Hi Jim,I have a question about your gap. The tapered air blast is focused directly into the gap between electrodes, but is there any airflow over the brass dowels themselves? It's interesting to me as it appears the air is being used to force quench the gap as opposed to just cooling it. I suppose the gap tips are being cooled, but if I'm understanding this gap air blast setup correctly, it appears the electrodes are staying cool due to quenching and not by "convection".

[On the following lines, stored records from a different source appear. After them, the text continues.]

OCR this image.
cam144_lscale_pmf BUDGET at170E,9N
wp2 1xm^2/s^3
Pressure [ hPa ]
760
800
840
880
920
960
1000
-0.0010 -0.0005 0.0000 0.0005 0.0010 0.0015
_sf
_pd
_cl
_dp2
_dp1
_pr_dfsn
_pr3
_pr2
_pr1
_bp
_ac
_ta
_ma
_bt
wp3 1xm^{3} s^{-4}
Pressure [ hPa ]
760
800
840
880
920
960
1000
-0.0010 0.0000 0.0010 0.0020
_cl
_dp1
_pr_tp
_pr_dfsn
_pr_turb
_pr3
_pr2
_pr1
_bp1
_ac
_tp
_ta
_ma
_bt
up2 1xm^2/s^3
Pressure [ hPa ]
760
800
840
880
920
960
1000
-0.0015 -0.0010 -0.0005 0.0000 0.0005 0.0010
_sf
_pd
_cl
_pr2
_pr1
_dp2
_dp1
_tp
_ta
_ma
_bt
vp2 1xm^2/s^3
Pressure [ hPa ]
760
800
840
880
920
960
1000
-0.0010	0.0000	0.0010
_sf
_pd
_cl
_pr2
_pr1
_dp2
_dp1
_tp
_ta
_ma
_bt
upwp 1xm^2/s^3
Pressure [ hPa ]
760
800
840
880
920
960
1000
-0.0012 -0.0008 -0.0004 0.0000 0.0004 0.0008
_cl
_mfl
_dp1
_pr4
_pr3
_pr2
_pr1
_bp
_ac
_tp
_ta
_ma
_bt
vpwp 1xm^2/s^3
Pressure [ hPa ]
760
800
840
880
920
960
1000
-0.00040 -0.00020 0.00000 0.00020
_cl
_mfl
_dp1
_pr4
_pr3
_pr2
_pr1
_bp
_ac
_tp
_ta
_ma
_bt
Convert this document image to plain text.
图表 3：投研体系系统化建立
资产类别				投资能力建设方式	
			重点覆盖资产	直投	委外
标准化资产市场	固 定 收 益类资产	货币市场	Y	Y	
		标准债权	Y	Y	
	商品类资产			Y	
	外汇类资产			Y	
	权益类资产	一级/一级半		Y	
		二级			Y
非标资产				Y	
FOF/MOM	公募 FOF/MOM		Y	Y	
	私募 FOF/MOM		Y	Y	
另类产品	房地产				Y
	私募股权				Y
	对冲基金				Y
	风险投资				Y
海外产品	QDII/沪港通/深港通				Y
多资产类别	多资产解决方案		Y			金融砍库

Have you scoped the gap to look at energy transfer waveforms (quenching)? I suspect it is quenching at the 1st primary notch. There are of course other aspects to consider such as actual power delivered to the gap, but your gap seems to give a ray of hope for solid stock electrodes. In my case, I attempted to cool solid brass round stock (1/2" x 3", several in a multi gap setup). They got hot quickly and performance dropped fast. The difference is that I was attempting to cool the brass stock itself. Due to the poor thermal cooling ability of solid stock, I failed even with a high air flow. I then tried larger brass stock (5/8" diameter). It took a little longer before sparks diminished, but I realized it was simply due to the fact that larger solid stock took a little longer to heat up at the same power level, but it eventually did, and air just would not balance out the heat at my power level. Then I decided to design for large surface area and fast heat up (which also cools fast, so balance and control is easier to obtain). Thus, large copper cylinders. The difference was amazing and confirmed with a 30 minute run! I was running probably higher power at 180mA in all these attempts.
But, your gap is different in that it is blowing directly on the gap itself and "maybe" this is affecting quench times?
Regards, Bart
Jim Mora wrote:Hi Bert,Please define big and power. My 15/120 used two 1" brass dowels 2" long each spaced about .5" if I recall (end to end). They were threaded and therefore easily adjustable. They would run 5-10 minutes and not get hot and cleaningoff the Zink oxide we have talked about was occasionally needed for bestperformance. The faces were polished. And the air blast was very focused on the gap and velocity enhanced by the fire hose like tapered nozzle which had2.5" input to .5" out tapered over 12" and set very close to the gap.